Kigongo y Twebaze rodearon el edificio y esperaron a que saliera Nabulungi. Kigongo se estaba poniendo cada vez más nervioso imaginando lo que iba a ocurrir en los próximos minutos. Cuando estaban cerca de la puerta de salida, donde supuestamente estaba esperando la moto, Tagan y Mabazazi aparecieron en completo silencio por detrás y  agarraron a Nabulungi y Twebaze tapándoles la boca. Llevándoles en volandas, caminaron rápidamente hacia el vehículo con el portón trasero levantado. Con movimientos precisos y permitiendo pequeños gemidos como único sonido audible, fijaron con cinta aislante las bocas, las manos y los pies de los cautivos. La sorpresa, el agotamiento, el desmoronamiento de sus expectativas de huida habían provocado que su capacidad de reacción fuera mínima. Bien sujetos, Tagan pasó una cadena alrededor del cuello de los dos muchachos, fijándola a un enganche lateral con un candado. Quería tener un viaje tranquilo.
Kigongo, mientras tanto, había asistido estupefacto a la demostración de violencia y rapidez de Tagan y su compinche, permaneciendo parado, inmóvil. Al finalizar la sujeción de los prisioneros, Tagan se volvió hacia Kigongo.
-Has hecho bien tu trabajo y has salvado tu vida. De todo esto, no sabes nada. Tú has estado durmiendo toda la noche en tu casa de Fort Portal. Aquí no ha venido nadie. Ellos han huido en mitad de la noche. Nadie sabe dónde han podido huir. Prefirieron la seguridad de seguir huyendo a estar en esta granja. ¿Lo has entendido? -Cualquier otra explicación te costará la vida -finalizó dándose la vuelta e introduciéndose en el todoterreno.
Kigongo vio alejarse a poca velocidad el vehículo para hacer el menor ruido posible.
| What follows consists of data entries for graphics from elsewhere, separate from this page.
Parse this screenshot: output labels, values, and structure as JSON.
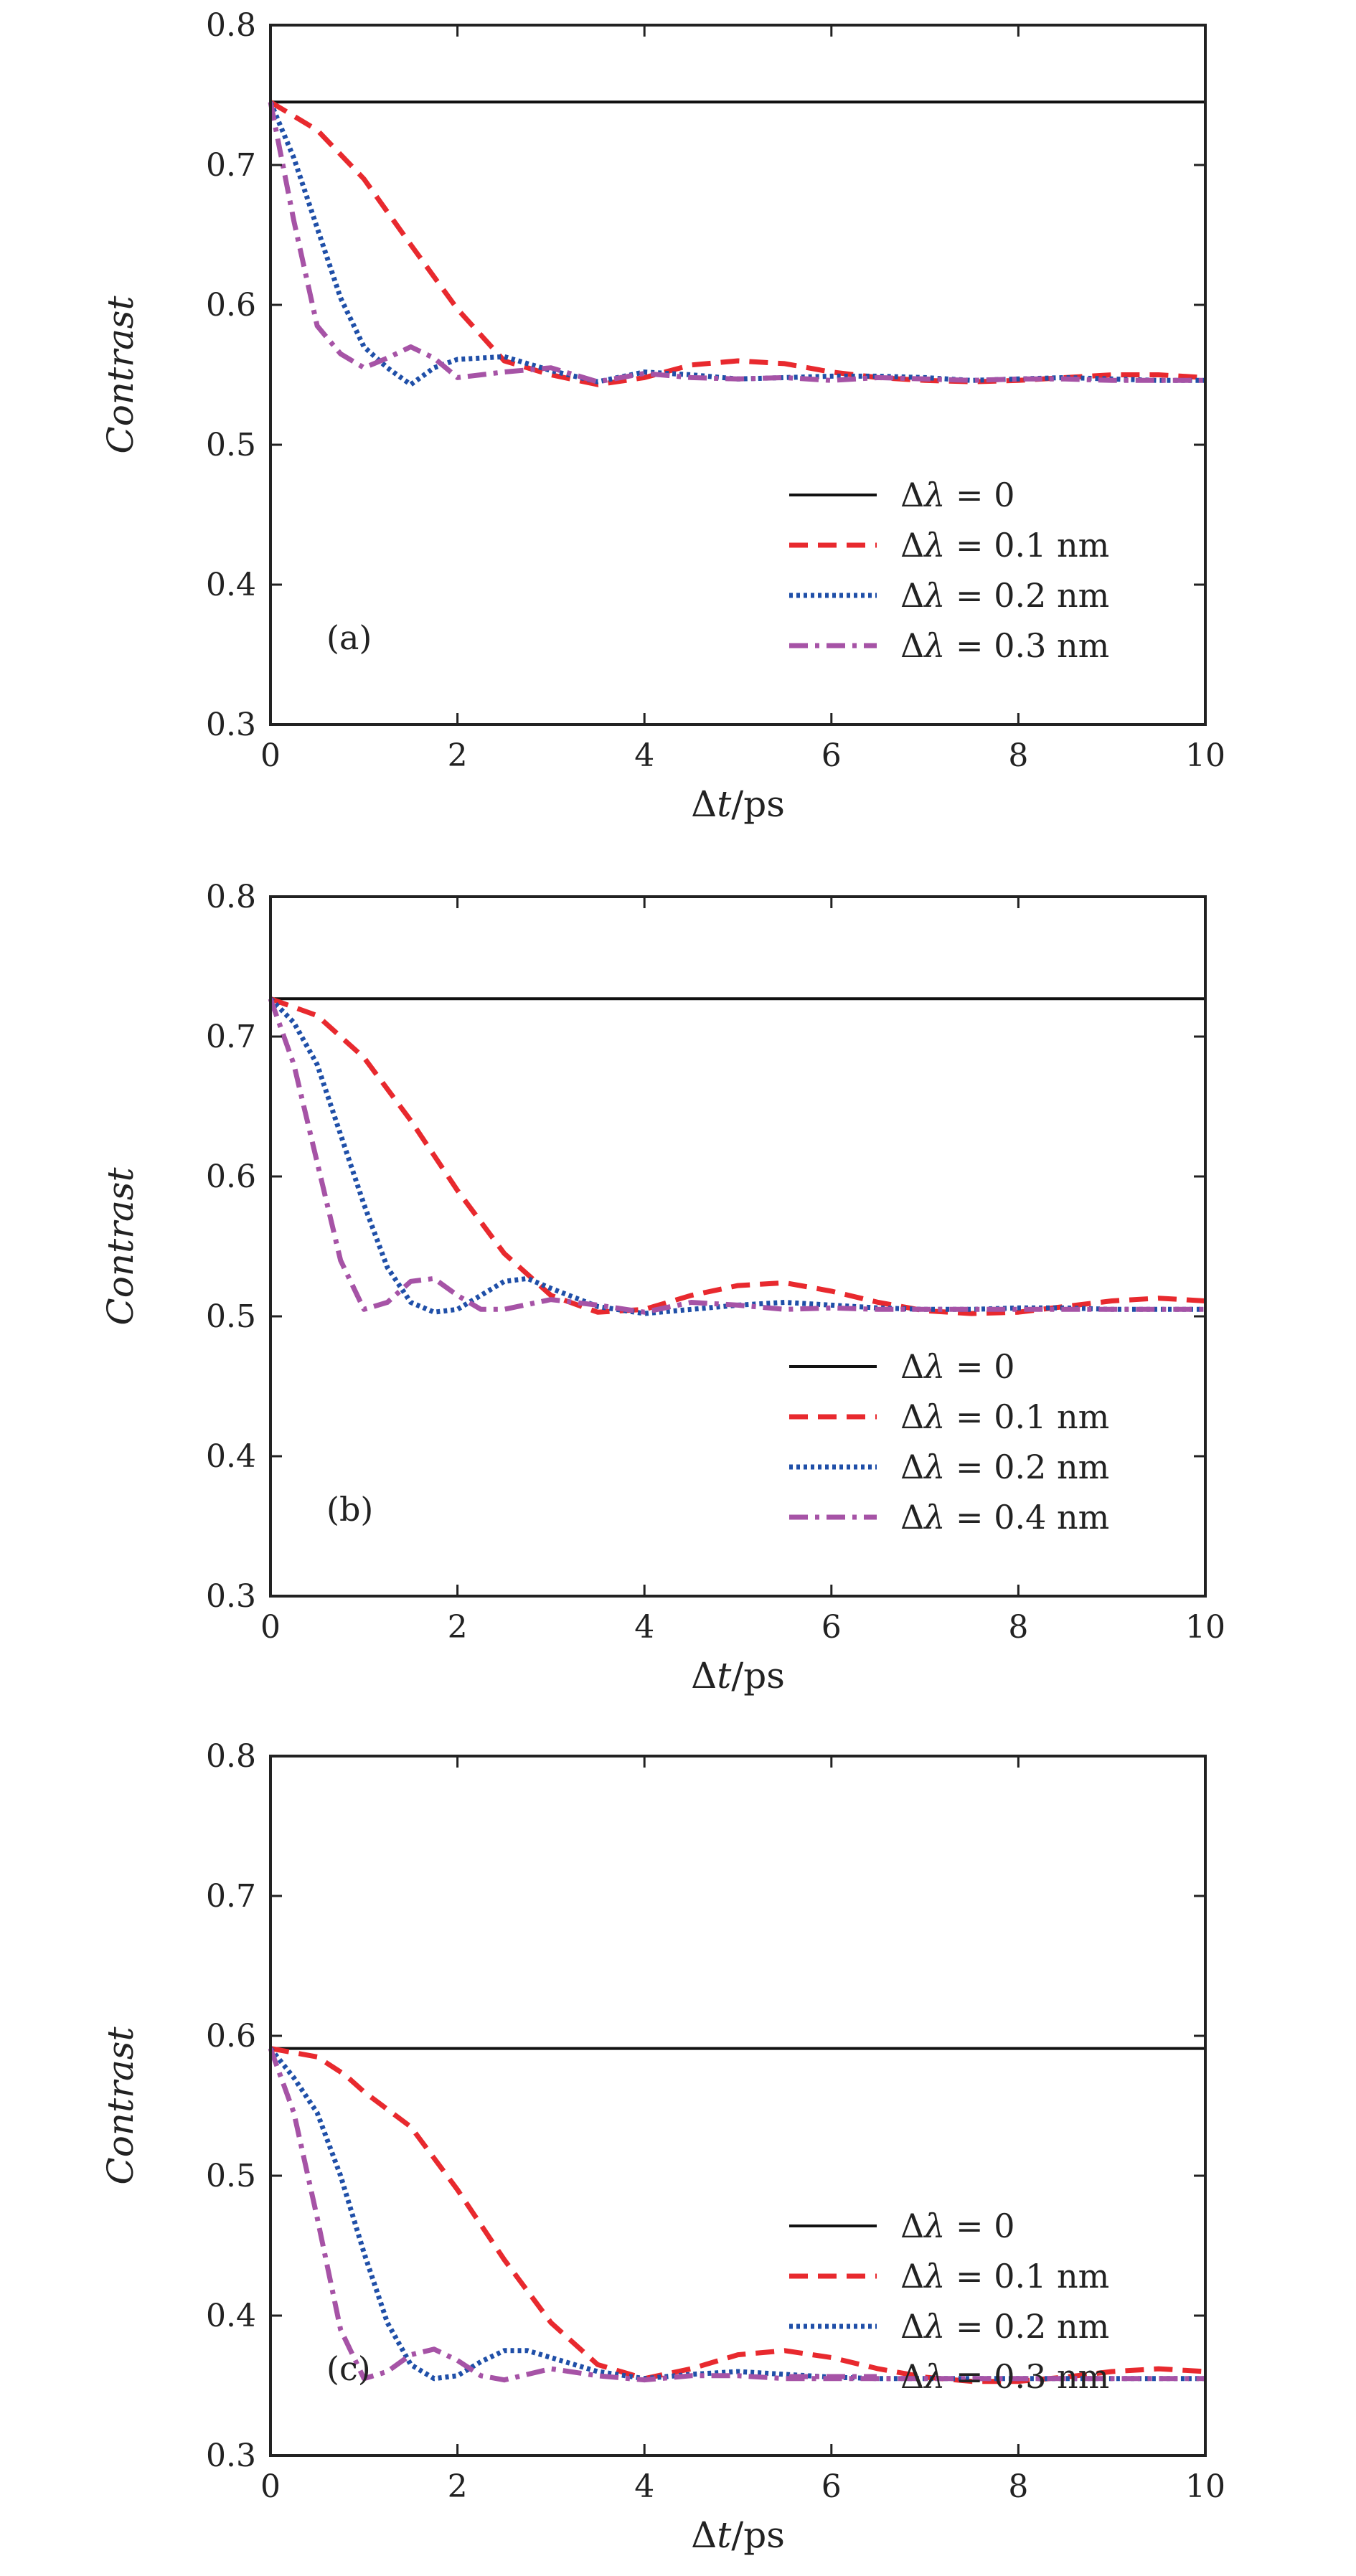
{
  "colors": {
    "axis": "#222222",
    "delta0": "#111111",
    "delta01": "#e8292e",
    "delta02": "#1f4fa8",
    "delta03": "#a653a6"
  },
  "chart_data": [
    {
      "type": "line",
      "panel_label": "(a)",
      "xlabel": "Δt/ps",
      "ylabel": "Contrast",
      "xlim": [
        0,
        10
      ],
      "ylim": [
        0.3,
        0.8
      ],
      "xticks": [
        "0",
        "2",
        "4",
        "6",
        "8",
        "10"
      ],
      "yticks": [
        "0.3",
        "0.4",
        "0.5",
        "0.6",
        "0.7",
        "0.8"
      ],
      "legend_position": "lower-right",
      "series": [
        {
          "name": "Δλ = 0",
          "style": "solid",
          "color": "#111111",
          "x": [
            0,
            10
          ],
          "y": [
            0.745,
            0.745
          ]
        },
        {
          "name": "Δλ = 0.1 nm",
          "style": "dashed",
          "color": "#e8292e",
          "x": [
            0,
            0.5,
            1,
            1.5,
            2,
            2.5,
            3,
            3.5,
            4,
            4.5,
            5,
            5.5,
            6,
            6.5,
            7,
            7.5,
            8,
            8.5,
            9,
            9.5,
            10
          ],
          "y": [
            0.745,
            0.725,
            0.69,
            0.643,
            0.597,
            0.56,
            0.55,
            0.543,
            0.548,
            0.557,
            0.56,
            0.558,
            0.552,
            0.548,
            0.546,
            0.545,
            0.546,
            0.548,
            0.55,
            0.55,
            0.548
          ]
        },
        {
          "name": "Δλ = 0.2 nm",
          "style": "dotted",
          "color": "#1f4fa8",
          "x": [
            0,
            0.25,
            0.5,
            0.75,
            1,
            1.25,
            1.5,
            1.75,
            2,
            2.5,
            3,
            3.5,
            4,
            4.5,
            5,
            5.5,
            6,
            6.5,
            7,
            7.5,
            8,
            8.5,
            9,
            9.5,
            10
          ],
          "y": [
            0.745,
            0.705,
            0.655,
            0.605,
            0.57,
            0.555,
            0.543,
            0.555,
            0.561,
            0.563,
            0.553,
            0.545,
            0.552,
            0.55,
            0.547,
            0.548,
            0.549,
            0.549,
            0.548,
            0.546,
            0.547,
            0.548,
            0.547,
            0.546,
            0.546
          ]
        },
        {
          "name": "Δλ = 0.3 nm",
          "style": "dashdot",
          "color": "#a653a6",
          "x": [
            0,
            0.25,
            0.5,
            0.75,
            1,
            1.25,
            1.5,
            1.75,
            2,
            2.5,
            3,
            3.5,
            4,
            4.5,
            5,
            5.5,
            6,
            6.5,
            7,
            7.5,
            8,
            8.5,
            9,
            9.5,
            10
          ],
          "y": [
            0.745,
            0.66,
            0.585,
            0.565,
            0.555,
            0.562,
            0.57,
            0.562,
            0.548,
            0.552,
            0.555,
            0.545,
            0.551,
            0.548,
            0.547,
            0.548,
            0.546,
            0.548,
            0.547,
            0.546,
            0.547,
            0.547,
            0.546,
            0.546,
            0.546
          ]
        }
      ]
    },
    {
      "type": "line",
      "panel_label": "(b)",
      "xlabel": "Δt/ps",
      "ylabel": "Contrast",
      "xlim": [
        0,
        10
      ],
      "ylim": [
        0.3,
        0.8
      ],
      "xticks": [
        "0",
        "2",
        "4",
        "6",
        "8",
        "10"
      ],
      "yticks": [
        "0.3",
        "0.4",
        "0.5",
        "0.6",
        "0.7",
        "0.8"
      ],
      "legend_position": "lower-right",
      "series": [
        {
          "name": "Δλ = 0",
          "style": "solid",
          "color": "#111111",
          "x": [
            0,
            10
          ],
          "y": [
            0.727,
            0.727
          ]
        },
        {
          "name": "Δλ = 0.1 nm",
          "style": "dashed",
          "color": "#e8292e",
          "x": [
            0,
            0.5,
            1,
            1.5,
            2,
            2.5,
            3,
            3.5,
            4,
            4.5,
            5,
            5.5,
            6,
            6.5,
            7,
            7.5,
            8,
            8.5,
            9,
            9.5,
            10
          ],
          "y": [
            0.727,
            0.715,
            0.685,
            0.64,
            0.59,
            0.545,
            0.515,
            0.503,
            0.505,
            0.515,
            0.522,
            0.524,
            0.518,
            0.51,
            0.504,
            0.502,
            0.503,
            0.507,
            0.511,
            0.513,
            0.511
          ]
        },
        {
          "name": "Δλ = 0.2 nm",
          "style": "dotted",
          "color": "#1f4fa8",
          "x": [
            0,
            0.25,
            0.5,
            0.75,
            1,
            1.25,
            1.5,
            1.75,
            2,
            2.25,
            2.5,
            2.75,
            3,
            3.5,
            4,
            4.5,
            5,
            5.5,
            6,
            6.5,
            7,
            7.5,
            8,
            8.5,
            9,
            9.5,
            10
          ],
          "y": [
            0.727,
            0.71,
            0.68,
            0.63,
            0.58,
            0.535,
            0.51,
            0.503,
            0.505,
            0.515,
            0.525,
            0.527,
            0.52,
            0.507,
            0.502,
            0.505,
            0.508,
            0.51,
            0.508,
            0.506,
            0.505,
            0.505,
            0.506,
            0.506,
            0.505,
            0.505,
            0.505
          ]
        },
        {
          "name": "Δλ = 0.4 nm",
          "style": "dashdot",
          "color": "#a653a6",
          "x": [
            0,
            0.25,
            0.5,
            0.75,
            1,
            1.25,
            1.5,
            1.75,
            2,
            2.25,
            2.5,
            3,
            3.5,
            4,
            4.5,
            5,
            5.5,
            6,
            6.5,
            7,
            7.5,
            8,
            8.5,
            9,
            9.5,
            10
          ],
          "y": [
            0.727,
            0.68,
            0.61,
            0.54,
            0.505,
            0.51,
            0.525,
            0.527,
            0.515,
            0.505,
            0.505,
            0.512,
            0.508,
            0.503,
            0.51,
            0.508,
            0.505,
            0.506,
            0.505,
            0.505,
            0.505,
            0.505,
            0.505,
            0.505,
            0.505,
            0.505
          ]
        }
      ]
    },
    {
      "type": "line",
      "panel_label": "(c)",
      "xlabel": "Δt/ps",
      "ylabel": "Contrast",
      "xlim": [
        0,
        10
      ],
      "ylim": [
        0.3,
        0.8
      ],
      "xticks": [
        "0",
        "2",
        "4",
        "6",
        "8",
        "10"
      ],
      "yticks": [
        "0.3",
        "0.4",
        "0.5",
        "0.6",
        "0.7",
        "0.8"
      ],
      "legend_position": "lower-right",
      "series": [
        {
          "name": "Δλ = 0",
          "style": "solid",
          "color": "#111111",
          "x": [
            0,
            10
          ],
          "y": [
            0.591,
            0.591
          ]
        },
        {
          "name": "Δλ = 0.1 nm",
          "style": "dashed",
          "color": "#e8292e",
          "x": [
            0,
            0.5,
            0.8,
            1,
            1.5,
            2,
            2.5,
            3,
            3.5,
            4,
            4.5,
            5,
            5.5,
            6,
            6.5,
            7,
            7.5,
            8,
            8.5,
            9,
            9.5,
            10
          ],
          "y": [
            0.591,
            0.585,
            0.572,
            0.56,
            0.535,
            0.49,
            0.44,
            0.395,
            0.365,
            0.355,
            0.362,
            0.372,
            0.375,
            0.37,
            0.362,
            0.356,
            0.353,
            0.353,
            0.356,
            0.36,
            0.362,
            0.36
          ]
        },
        {
          "name": "Δλ = 0.2 nm",
          "style": "dotted",
          "color": "#1f4fa8",
          "x": [
            0,
            0.25,
            0.5,
            0.75,
            1,
            1.25,
            1.5,
            1.75,
            2,
            2.25,
            2.5,
            2.75,
            3,
            3.5,
            4,
            4.5,
            5,
            5.5,
            6,
            6.5,
            7,
            7.5,
            8,
            8.5,
            9,
            9.5,
            10
          ],
          "y": [
            0.591,
            0.57,
            0.545,
            0.5,
            0.445,
            0.395,
            0.365,
            0.355,
            0.357,
            0.367,
            0.375,
            0.375,
            0.37,
            0.36,
            0.355,
            0.358,
            0.36,
            0.358,
            0.356,
            0.355,
            0.355,
            0.355,
            0.355,
            0.355,
            0.355,
            0.355,
            0.355
          ]
        },
        {
          "name": "Δλ = 0.3 nm",
          "style": "dashdot",
          "color": "#a653a6",
          "x": [
            0,
            0.25,
            0.5,
            0.75,
            1,
            1.25,
            1.5,
            1.75,
            2,
            2.25,
            2.5,
            3,
            3.5,
            4,
            4.5,
            5,
            5.5,
            6,
            6.5,
            7,
            7.5,
            8,
            8.5,
            9,
            9.5,
            10
          ],
          "y": [
            0.591,
            0.545,
            0.47,
            0.39,
            0.355,
            0.36,
            0.372,
            0.376,
            0.368,
            0.357,
            0.354,
            0.362,
            0.357,
            0.354,
            0.357,
            0.357,
            0.355,
            0.355,
            0.355,
            0.355,
            0.355,
            0.355,
            0.355,
            0.355,
            0.355,
            0.355
          ]
        }
      ]
    }
  ]
}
Sus ojos se llenaron de lágrimas por haber salvado su vida y por haber condenado la de su amigo y esa pobre chica. A su mente volvieron imágenes de Twebaze y él cuando eran niños y compartían miedos e incertidumbres. Se sentía muy mal. Sin esperarlo, un recuerdo acudió a su cabeza. Un profesor, no especialmente cruel, les había dicho un día en su clase: "Vosotros estabais muertos antes de venir aquí. Habéis tenido mucha suerte. La mayoría de los chicos de vuestra condición ya están podridos o tirados en la calle. Por ello, vivir y seguir adelante es lo más importante para vosotros. Tenéis que aprender a ser duros y exigentes. Os va la vida en ello". Pensar en la propia vida y no meterse en líos, era una buena idea para consolarse.